Les données neuronales portant les empreintes digitales de nos identités, de nos histoires et de nos personnalités, de telles ambiguïtés sont inacceptables. De même, les pratiques de collecte et de stockage manquent de clarté en ce qui concerne la minimisation ou la limitation des données sensibles telles que les scanners cérébraux. Les accords internationaux insistent sur la restriction de la conservation aux seules fins du consentement initial. Pourtant, la majorité des entreprises n'ont fourni aucune information permettant de juger de la conformité, se réservant au contraire un pouvoir discrétionnaire non défini sur la durée de conservation des données. Des questions ont également été soulevées concernant l'accès aux sociétés de contact, la notification des changements de politique et les contrôles disponibles pour les utilisateurs, tels que le retrait du consentement ou la suppression des données.
En ce qui concerne la sécurité, la plupart des entreprises ont assuré des mesures trop génériques pour évaluer la protection d'une ressource si intrinsèquement privée. À peine un tiers d'entre elles se sont engagées, dans leurs politiques, à notifier les violations de données, à anonymiser les informations ou à crypter les signaux cérébraux stockés.

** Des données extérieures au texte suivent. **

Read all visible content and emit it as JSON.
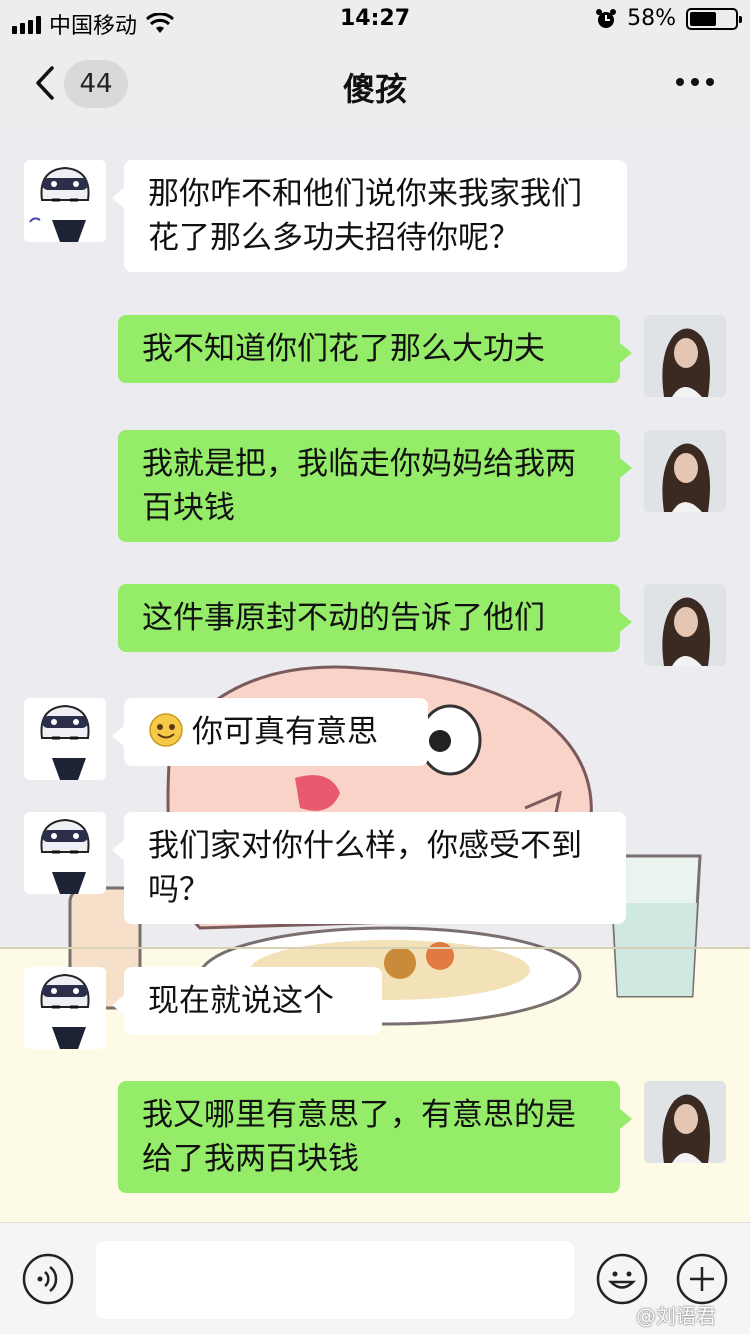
{
  "status_bar": {
    "carrier": "中国移动",
    "time": "14:27",
    "battery": "58%",
    "battery_level": 0.58
  },
  "nav": {
    "unread_count": "44",
    "title": "傻孩"
  },
  "messages": [
    {
      "side": "in",
      "text": "那你咋不和他们说你来我家我们花了那么多功夫招待你呢？"
    },
    {
      "side": "out",
      "text": "我不知道你们花了那么大功夫"
    },
    {
      "side": "out",
      "text": "我就是把，我临走你妈妈给我两百块钱"
    },
    {
      "side": "out",
      "text": "这件事原封不动的告诉了他们"
    },
    {
      "side": "in",
      "emoji": "smile-emoji",
      "text": "你可真有意思"
    },
    {
      "side": "in",
      "text": "我们家对你什么样，你感受不到吗？"
    },
    {
      "side": "in",
      "text": "现在就说这个"
    },
    {
      "side": "out",
      "text": "我又哪里有意思了，有意思的是给了我两百块钱"
    }
  ],
  "input": {
    "value": "",
    "placeholder": ""
  },
  "watermark": "@刘语君",
  "colors": {
    "outgoing_bubble": "#95ec69",
    "incoming_bubble": "#ffffff",
    "background": "#ededed"
  },
  "icons": [
    "back-icon",
    "more-icon",
    "voice-icon",
    "emoji-icon",
    "plus-icon",
    "wifi-icon",
    "alarm-icon",
    "battery-icon",
    "signal-icon"
  ]
}
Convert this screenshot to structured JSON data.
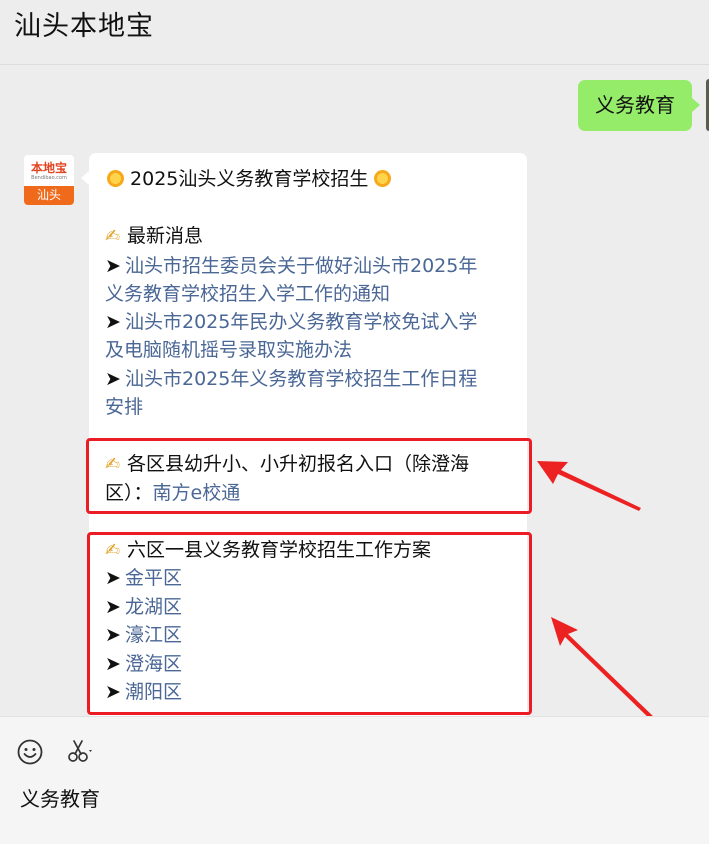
{
  "header": {
    "title": "汕头本地宝"
  },
  "outgoing": {
    "text": "义务教育"
  },
  "bot": {
    "avatar_top": "本地宝",
    "avatar_sub": "Bendibao.com",
    "avatar_band": "汕头"
  },
  "message": {
    "heading": "2025汕头义务教育学校招生",
    "news_title": "最新消息",
    "news_arrow": "➤",
    "news_items": [
      [
        "汕头市招生委员会关于做好汕头市2025年",
        "义务教育学校招生入学工作的通知"
      ],
      [
        "汕头市2025年民办义务教育学校免试入学",
        "及电脑随机摇号录取实施办法"
      ],
      [
        "汕头市2025年义务教育学校招生工作日程",
        "安排"
      ]
    ],
    "reg_title_line1": "各区县幼升小、小升初报名入口（除澄海",
    "reg_title_line2": "区）：",
    "reg_link": "南方e校通",
    "plan_title": "六区一县义务教育学校招生工作方案",
    "districts": [
      "金平区",
      "龙湖区",
      "濠江区",
      "澄海区",
      "潮阳区"
    ]
  },
  "colors": {
    "link": "#4a6796",
    "outgoing_bubble": "#95ec69",
    "highlight_box": "#ec1c24"
  },
  "input": {
    "text": "义务教育"
  },
  "icons": [
    "emoji-icon",
    "scissors-icon",
    "sun-emoji-icon",
    "writing-hand-emoji-icon"
  ]
}
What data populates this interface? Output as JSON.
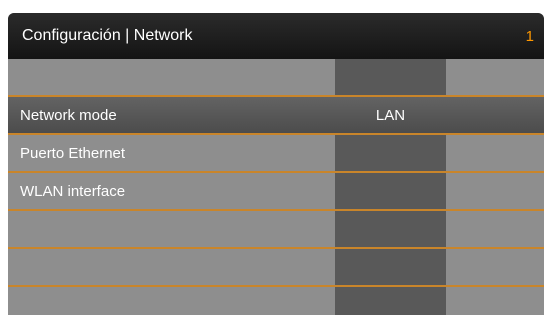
{
  "header": {
    "title": "Configuración | Network",
    "page_indicator": "1"
  },
  "rows": [
    {
      "label": "",
      "value": ""
    },
    {
      "label": "Network mode",
      "value": "LAN"
    },
    {
      "label": "Puerto Ethernet",
      "value": ""
    },
    {
      "label": "WLAN interface",
      "value": ""
    },
    {
      "label": "",
      "value": ""
    },
    {
      "label": "",
      "value": ""
    },
    {
      "label": "",
      "value": ""
    }
  ],
  "colors": {
    "title_background": "#1c1c1c",
    "accent": "#ff9800",
    "divider": "#c9852a",
    "panel": "#8e8e8e",
    "value_column": "#595959"
  }
}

Dans l'ensemble, seules 10 % des entreprises ont abordé de manière exhaustive les piliers fondamentaux de la protection que sont le consentement, la transparence, la limitation des finalités et la sécurité des données, conformément aux normes mondiales. Ces 90 % n'ont pas mis en évidence la nécessité d'établir des règles exécutoires pour faire progresser les droits en matière de protection de la vie privée dans le monde entier.
Les progrès des sciences de la vie devraient améliorer le bien-être et la dignité de l'homme, et non y porter atteinte. L'incapacité - ou la réticence - des entreprises à informer correctement les utilisateurs sur les bases de données en plein essor de profils neuronaux intimes montre pourquoi l'autogestion autonome de l'industrie ne suffit pas. Il est urgent de mettre en place des cadres plus solides, assortis d'interdictions, de contrôles et de recours clairs, afin de renforcer les protections face à la prolifération des technologies de l'esprit. Bien que l'innovation en matière d'augmentation cognitive soit très prometteuse, le véritable progrès réside dans le fait que l'autonomie et le consentement individuels sont essentiels pour toutes les applications qui nous affectent à notre niveau le plus irréductible. Ce n'est qu'en codifiant la neuroconfidentialité comme un droit humain fondamental que les neurotechnologies émergentes pourront réaliser leurs avantages pour l'ensemble de l'humanité, et pas seulement pour les marges de profit, en sauvegardant les sanctuaires mentaux que nous n'osons pas compromettre.